Tsipras and his coalition government made a major U-turn in policy by accepting stringent budget austerity conditions that creditors had demanded in exchange for the 86 billion euro, three-year bailout program. Tsipras and his radical left Syriza party came to power in January promising to scrap such spending cuts and tax hikes.
He has since said that accepting the terms was the only way to ensure his country remains in the eurozone, which opinion polls have shown the vast majority of his population wants.
A parliamentary vote to approve the bailout conditions last week led to dozens of Syriza lawmakers voting against him, accusing him of capitulating to unreasonable demands that will plunge the Greek economy further into recession.
The political uncertainty took its toll on the market, with the Athens Stock Exchange closing 3.5 percent.
"The Greek stock market is coming into a new circle of uncertainty while we are waiting for new elections to be announced," said analyst Evangelos Sioutis, head of equities at Guardian Trust Securities. "For the stock markets it is a factor of uncertainty."
Greek banking is still restricted under capital controls imposed in late June to stem a bank run sparked after Tsipras called a referendum on creditor proposals for reforms following a breakdown in bailout negotiations. There are weekly limits on cash withdrawals and Greeks can only transfer up to 500 euros abroad per month.

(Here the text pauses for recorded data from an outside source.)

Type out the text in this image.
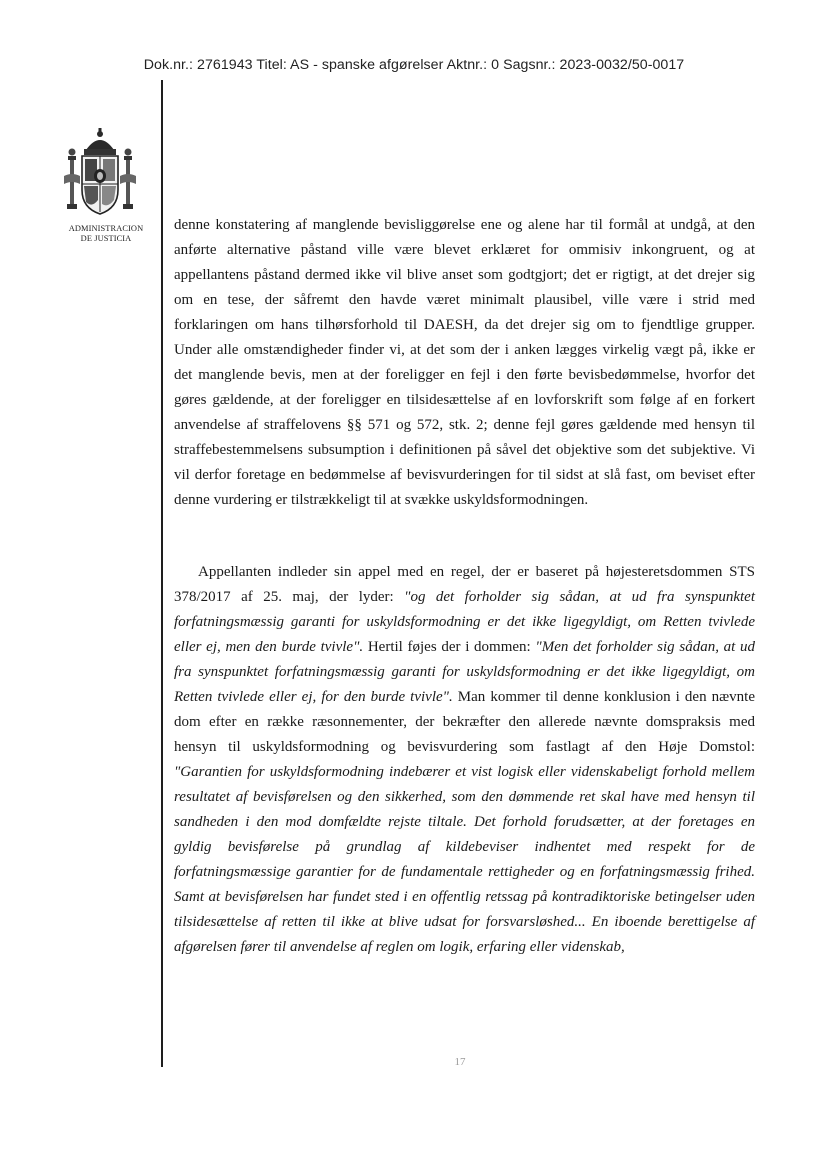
Dok.nr.: 2761943 Titel: AS - spanske afgørelser Aktnr.: 0 Sagsnr.: 2023-0032/50-0017
ADMINISTRACION
DE JUSTICIA
denne konstatering af manglende bevisliggørelse ene og alene har til formål at undgå, at den
anførte alternative påstand ville være blevet erklæret for ommisiv inkongruent, og at
appellantens påstand dermed ikke vil blive anset som godtgjort; det er rigtigt, at det drejer sig
om en tese, der såfremt den havde været minimalt plausibel, ville være i strid med
forklaringen om hans tilhørsforhold til DAESH, da det drejer sig om to fjendtlige grupper.
Under alle omstændigheder finder vi, at det som der i anken lægges virkelig vægt på, ikke er
det manglende bevis, men at der foreligger en fejl i den førte bevisbedømmelse, hvorfor det
gøres gældende, at der foreligger en tilsidesættelse af en lovforskrift som følge af en forkert
anvendelse af straffelovens §§ 571 og 572, stk. 2; denne fejl gøres gældende med hensyn til
straffebestemmelsens subsumption i definitionen på såvel det objektive som det subjektive. Vi
vil derfor foretage en bedømmelse af bevisvurderingen for til sidst at slå fast, om beviset efter
denne vurdering er tilstrækkeligt til at svække uskyldsformodningen.
Appellanten indleder sin appel med en regel, der er baseret på højesteretsdommen STS
378/2017 af 25. maj, der lyder: "og det forholder sig sådan, at ud fra synspunktet
forfatningsmæssig garanti for uskyldsformodning er det ikke ligegyldigt, om Retten tvivlede
eller ej, men den burde tvivle". Hertil føjes der i dommen: "Men det forholder sig sådan, at ud
fra synspunktet forfatningsmæssig garanti for uskyldsformodning er det ikke ligegyldigt, om
Retten tvivlede eller ej, for den burde tvivle". Man kommer til denne konklusion i den nævnte
dom efter en række ræsonnementer, der bekræfter den allerede nævnte domspraksis med
hensyn til uskyldsformodning og bevisvurdering som fastlagt af den Høje Domstol:
"Garantien for uskyldsformodning indebærer et vist logisk eller videnskabeligt forhold mellem
resultatet af bevisførelsen og den sikkerhed, som den dømmende ret skal have med hensyn til
sandheden i den mod domfældte rejste tiltale. Det forhold forudsætter, at der foretages en
gyldig bevisførelse på grundlag af kildebeviser indhentet med respekt for de
forfatningsmæssige garantier for de fundamentale rettigheder og en forfatningsmæssig frihed.
Samt at bevisførelsen har fundet sted i en offentlig retssag på kontradiktoriske betingelser uden
tilsidesættelse af retten til ikke at blive udsat for forsvarsløshed... En iboende berettigelse af
afgørelsen fører til anvendelse af reglen om logik, erfaring eller videnskab,
17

Companies have faced problems paying suppliers abroad, with all international payments requiring a laborious process of approval by a special finance ministry committee.

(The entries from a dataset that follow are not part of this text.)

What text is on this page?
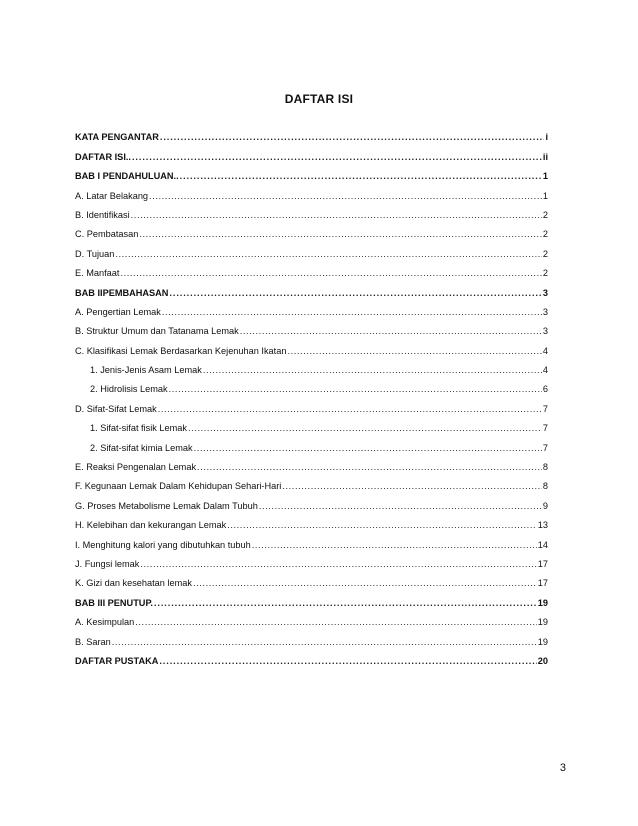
DAFTAR ISI
KATA PENGANTAR .....	i
DAFTAR ISI.. .....	ii
BAB I PENDAHULUAN.. .....	1
A. Latar Belakang .....	1
B. Identifikasi .....	2
C. Pembatasan .....	2
D. Tujuan .....	2
E. Manfaat .....	2
BAB IIPEMBAHASAN .....	3
A. Pengertian Lemak .....	3
B. Struktur Umum dan Tatanama Lemak .....	3
C. Klasifikasi Lemak Berdasarkan Kejenuhan Ikatan .....	4
1. Jenis-Jenis Asam Lemak .....	4
2. Hidrolisis Lemak .....	6
D. Sifat-Sifat Lemak .....	7
1. Sifat-sifat fisik Lemak .....	7
2. Sifat-sifat kimia Lemak .....	7
E. Reaksi Pengenalan Lemak .....	8
F. Kegunaan Lemak Dalam Kehidupan Sehari-Hari .....	8
G. Proses Metabolisme Lemak Dalam Tubuh .....	9
H. Kelebihan dan kekurangan Lemak .....	13
I. Menghitung kalori yang dibutuhkan tubuh .....	14
J. Fungsi lemak .....	17
K. Gizi dan kesehatan lemak .....	17
BAB III PENUTUP. .....	19
A. Kesimpulan .....	19
B. Saran .....	19
DAFTAR PUSTAKA .....	20
3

"Greece has capital controls, the economy is choking, and we will now have uncertainty from elections, so you understand that it has been a difficult month," Sioutis said.
Greece received the first 13 billion euros ($14.5 billion) from its new bailout package on Thursday, allowing it to repay its ECB debt and avoid a messy default.
Greece could not have afforded the debt repayment, which was confirmed by the debt management agency, without the rescue funds from 18 other European nations that share the euro currency. Missing the payment would have raised new questions about the country's ability to remain in the euro.
European bailout fund supervisors approved the release of the first batch of loans on Wednesday evening, with 12 billion euros earmarked for repaying debts and the remainder for settling arrears to public sector suppliers.